4 And Jonah began to enter into the city a day’s journey, and he cried, and said, Yet forty days, and Nineveh shall be overthrown.

Jonah prophesies that in forty days Nineveh shall be overthrown. But it didn't happen because God repented (Jonah 3:10).
Yes, the punishment for Nineveh was postponed. But the prophecy of Nahum (Nahum 3:7) was not met with the same response from the Assyrians. And so Nineveh was destroyed in 626 BC (according to Bishop Ussher).

5 So the people of Nineveh believed God, and proclaimed a fast, and put on sackcloth, from the greatest of them even to the least of them.

Everyone in Nineveh (pop. 120,000) turned to God? Jonah must be one hell of a preacher!
The population was much larger. The 120,000 is just the number of infants (Jonah 4:11). That implies the number of inhabitants was probably between 600,000 and 700,000.

6 For word came unto the king of Nineveh, and he arose from his throne, and he laid his robe from him, and covered him with sackcloth, and sat in ashes.

7 And he caused it to be proclaimed and published through Nineveh by the decree of the king and his nobles, saying, Let neither man nor beast, herd nor flock, taste any thing: let them not feed, nor drink water:

8 But let man and beast be covered with sackcloth, and cry mightily unto God: yea, let them turn every one from his evil way, and from the violence that is in their hands.

God wants the "beasts" to cover themselves with sackcloth and "cry mightily unto God."
This command was given by the king of Nineveh.

9 Who can tell if God will turn and repent, and turn away from his fierce anger, that we perish not?

10 And God saw their works, that they turned from their evil way; and God repented of the evil, that he had said that he would do unto them; and he did it not.

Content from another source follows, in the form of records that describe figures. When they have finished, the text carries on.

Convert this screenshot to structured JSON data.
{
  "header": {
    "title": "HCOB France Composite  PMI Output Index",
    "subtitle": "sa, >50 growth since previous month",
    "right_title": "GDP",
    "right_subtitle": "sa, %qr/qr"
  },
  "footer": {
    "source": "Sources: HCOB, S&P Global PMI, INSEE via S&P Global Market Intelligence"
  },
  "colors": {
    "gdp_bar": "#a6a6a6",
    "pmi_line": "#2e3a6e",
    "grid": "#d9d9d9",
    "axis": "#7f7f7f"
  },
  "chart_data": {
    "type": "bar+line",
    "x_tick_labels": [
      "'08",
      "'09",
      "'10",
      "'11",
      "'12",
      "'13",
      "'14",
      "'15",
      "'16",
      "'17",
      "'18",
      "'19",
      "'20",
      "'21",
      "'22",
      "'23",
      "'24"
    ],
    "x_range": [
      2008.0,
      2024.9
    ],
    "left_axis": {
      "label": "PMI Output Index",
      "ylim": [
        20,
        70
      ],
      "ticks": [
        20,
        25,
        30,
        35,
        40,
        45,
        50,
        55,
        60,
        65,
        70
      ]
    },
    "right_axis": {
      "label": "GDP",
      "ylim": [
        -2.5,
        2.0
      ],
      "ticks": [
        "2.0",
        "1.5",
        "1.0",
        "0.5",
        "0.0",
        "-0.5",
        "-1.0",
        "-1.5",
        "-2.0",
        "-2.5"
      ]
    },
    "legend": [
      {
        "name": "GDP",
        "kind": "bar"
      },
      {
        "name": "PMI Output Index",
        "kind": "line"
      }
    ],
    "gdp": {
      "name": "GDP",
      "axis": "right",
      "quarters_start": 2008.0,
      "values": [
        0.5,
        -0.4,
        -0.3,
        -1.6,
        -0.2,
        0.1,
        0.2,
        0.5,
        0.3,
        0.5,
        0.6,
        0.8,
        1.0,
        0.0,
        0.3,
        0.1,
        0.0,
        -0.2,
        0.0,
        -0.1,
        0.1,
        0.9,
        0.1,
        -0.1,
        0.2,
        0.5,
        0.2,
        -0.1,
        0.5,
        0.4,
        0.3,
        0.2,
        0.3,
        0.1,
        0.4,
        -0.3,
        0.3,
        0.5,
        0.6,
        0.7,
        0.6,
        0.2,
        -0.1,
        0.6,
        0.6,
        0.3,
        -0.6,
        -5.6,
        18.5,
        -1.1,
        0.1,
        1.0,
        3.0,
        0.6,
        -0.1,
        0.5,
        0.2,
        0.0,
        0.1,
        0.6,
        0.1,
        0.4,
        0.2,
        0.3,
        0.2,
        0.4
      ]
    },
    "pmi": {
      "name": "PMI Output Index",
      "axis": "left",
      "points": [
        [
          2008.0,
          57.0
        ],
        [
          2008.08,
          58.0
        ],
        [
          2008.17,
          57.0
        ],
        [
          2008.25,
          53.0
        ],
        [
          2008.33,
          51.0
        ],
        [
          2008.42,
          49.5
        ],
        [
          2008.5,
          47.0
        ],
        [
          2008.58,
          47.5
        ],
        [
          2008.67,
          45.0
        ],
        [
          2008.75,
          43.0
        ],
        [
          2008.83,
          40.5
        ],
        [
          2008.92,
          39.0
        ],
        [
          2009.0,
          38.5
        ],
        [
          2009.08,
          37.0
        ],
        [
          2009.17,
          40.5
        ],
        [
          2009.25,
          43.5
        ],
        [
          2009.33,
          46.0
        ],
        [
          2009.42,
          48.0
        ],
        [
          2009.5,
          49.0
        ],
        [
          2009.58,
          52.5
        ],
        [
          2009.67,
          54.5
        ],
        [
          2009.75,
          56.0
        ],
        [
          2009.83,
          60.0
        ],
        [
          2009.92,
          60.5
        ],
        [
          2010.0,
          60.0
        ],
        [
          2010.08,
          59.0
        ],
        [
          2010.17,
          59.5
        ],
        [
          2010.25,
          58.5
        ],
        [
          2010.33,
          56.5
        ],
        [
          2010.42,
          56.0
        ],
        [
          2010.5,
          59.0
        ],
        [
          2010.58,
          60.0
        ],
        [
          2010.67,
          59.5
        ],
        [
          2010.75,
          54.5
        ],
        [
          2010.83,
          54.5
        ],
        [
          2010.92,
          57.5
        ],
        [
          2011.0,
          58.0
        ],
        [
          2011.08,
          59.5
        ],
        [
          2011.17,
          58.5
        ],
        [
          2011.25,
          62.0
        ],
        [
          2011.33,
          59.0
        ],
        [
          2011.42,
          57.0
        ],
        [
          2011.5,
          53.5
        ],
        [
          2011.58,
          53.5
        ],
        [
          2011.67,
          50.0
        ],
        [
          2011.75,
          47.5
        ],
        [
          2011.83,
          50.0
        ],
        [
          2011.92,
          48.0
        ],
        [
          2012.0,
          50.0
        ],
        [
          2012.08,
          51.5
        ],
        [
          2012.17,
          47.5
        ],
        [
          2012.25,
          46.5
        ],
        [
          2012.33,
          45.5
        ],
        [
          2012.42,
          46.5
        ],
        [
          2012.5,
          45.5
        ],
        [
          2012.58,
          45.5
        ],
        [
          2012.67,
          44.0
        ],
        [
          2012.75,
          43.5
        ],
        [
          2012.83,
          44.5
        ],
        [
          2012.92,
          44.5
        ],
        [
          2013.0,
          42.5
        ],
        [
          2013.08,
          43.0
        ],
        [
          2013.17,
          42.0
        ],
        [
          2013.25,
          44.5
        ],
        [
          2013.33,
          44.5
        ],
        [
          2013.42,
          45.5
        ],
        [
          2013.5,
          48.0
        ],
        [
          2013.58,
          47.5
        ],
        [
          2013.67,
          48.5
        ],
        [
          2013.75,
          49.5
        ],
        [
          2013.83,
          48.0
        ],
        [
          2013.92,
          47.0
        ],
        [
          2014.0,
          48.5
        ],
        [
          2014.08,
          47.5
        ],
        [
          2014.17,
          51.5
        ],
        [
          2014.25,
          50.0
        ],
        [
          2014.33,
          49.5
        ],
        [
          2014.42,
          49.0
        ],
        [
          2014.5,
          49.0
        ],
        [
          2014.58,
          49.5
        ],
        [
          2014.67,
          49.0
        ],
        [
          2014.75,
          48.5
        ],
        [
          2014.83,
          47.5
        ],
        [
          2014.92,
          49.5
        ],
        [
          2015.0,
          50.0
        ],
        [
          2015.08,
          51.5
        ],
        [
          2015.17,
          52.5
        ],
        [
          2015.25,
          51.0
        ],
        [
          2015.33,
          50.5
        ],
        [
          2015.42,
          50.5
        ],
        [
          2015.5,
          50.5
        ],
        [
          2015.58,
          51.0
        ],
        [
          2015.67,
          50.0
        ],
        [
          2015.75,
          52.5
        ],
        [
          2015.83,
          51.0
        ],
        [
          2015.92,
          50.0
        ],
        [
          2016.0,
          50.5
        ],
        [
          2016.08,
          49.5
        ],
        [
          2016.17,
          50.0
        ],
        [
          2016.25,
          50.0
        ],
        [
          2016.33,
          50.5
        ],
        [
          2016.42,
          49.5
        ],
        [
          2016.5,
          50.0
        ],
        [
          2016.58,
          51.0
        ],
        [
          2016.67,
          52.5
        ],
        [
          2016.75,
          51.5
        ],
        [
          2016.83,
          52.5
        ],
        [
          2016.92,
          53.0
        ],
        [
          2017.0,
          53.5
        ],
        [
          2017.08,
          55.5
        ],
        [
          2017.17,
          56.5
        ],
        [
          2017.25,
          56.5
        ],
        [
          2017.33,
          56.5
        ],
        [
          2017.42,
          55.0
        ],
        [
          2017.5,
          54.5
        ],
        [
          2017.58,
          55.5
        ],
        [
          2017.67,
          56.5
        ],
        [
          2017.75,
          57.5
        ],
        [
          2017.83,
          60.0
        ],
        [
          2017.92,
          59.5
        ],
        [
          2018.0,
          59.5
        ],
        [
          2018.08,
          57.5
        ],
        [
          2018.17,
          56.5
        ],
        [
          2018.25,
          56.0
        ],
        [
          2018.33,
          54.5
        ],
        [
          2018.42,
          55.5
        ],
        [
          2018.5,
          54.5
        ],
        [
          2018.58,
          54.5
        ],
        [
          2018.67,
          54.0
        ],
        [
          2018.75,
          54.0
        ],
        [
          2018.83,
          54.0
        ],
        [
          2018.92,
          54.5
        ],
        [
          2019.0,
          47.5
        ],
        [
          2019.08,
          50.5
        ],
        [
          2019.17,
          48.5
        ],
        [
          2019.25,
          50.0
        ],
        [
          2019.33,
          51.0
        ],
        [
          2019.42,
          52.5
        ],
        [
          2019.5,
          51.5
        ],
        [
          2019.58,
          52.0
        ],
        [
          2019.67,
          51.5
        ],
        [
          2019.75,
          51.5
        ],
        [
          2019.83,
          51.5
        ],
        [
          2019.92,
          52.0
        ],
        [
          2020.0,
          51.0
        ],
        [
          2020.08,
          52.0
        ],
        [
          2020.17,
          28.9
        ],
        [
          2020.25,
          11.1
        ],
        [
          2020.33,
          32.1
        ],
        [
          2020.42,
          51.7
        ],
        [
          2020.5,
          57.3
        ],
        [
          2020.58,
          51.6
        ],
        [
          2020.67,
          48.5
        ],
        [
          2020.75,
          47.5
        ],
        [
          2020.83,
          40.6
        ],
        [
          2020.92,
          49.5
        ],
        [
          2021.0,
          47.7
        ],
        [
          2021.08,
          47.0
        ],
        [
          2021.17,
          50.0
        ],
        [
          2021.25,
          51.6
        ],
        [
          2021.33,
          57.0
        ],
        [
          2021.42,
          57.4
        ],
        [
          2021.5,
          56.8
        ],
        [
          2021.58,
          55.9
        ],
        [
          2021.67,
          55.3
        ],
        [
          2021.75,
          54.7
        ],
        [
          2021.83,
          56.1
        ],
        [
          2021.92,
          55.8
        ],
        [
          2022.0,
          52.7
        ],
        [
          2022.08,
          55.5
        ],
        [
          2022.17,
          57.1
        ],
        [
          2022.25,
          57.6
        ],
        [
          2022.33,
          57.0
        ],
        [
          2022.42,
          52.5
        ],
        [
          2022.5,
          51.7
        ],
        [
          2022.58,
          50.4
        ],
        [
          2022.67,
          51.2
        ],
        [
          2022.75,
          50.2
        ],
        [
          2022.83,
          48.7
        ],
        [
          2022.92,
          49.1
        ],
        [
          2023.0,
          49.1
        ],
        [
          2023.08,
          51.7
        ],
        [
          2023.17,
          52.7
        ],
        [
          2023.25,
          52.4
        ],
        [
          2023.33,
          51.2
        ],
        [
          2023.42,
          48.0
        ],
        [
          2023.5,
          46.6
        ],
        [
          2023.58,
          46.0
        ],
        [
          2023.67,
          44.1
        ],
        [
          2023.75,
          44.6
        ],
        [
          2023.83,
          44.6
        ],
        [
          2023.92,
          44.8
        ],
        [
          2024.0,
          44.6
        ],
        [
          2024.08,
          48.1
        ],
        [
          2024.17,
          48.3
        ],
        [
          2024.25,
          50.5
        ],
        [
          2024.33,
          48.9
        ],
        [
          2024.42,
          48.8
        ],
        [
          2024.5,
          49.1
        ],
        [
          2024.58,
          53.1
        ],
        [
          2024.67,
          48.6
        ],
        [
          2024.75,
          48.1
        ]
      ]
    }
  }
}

"God repented of the evil, that he had said that he would do unto them." (Despite his repentance, God supposedly destroyed Nineveh a little over a century after Jonah, in Nahum 3:1-7.)
Does God repent?
God repented this time, because they had turned from their evil ways. Why would that mean God would never punish them if they turned again to evil?
Also note that Nahum is a prophecy of the coming destruction. It's not history. His prophecy was fulfilled some years later.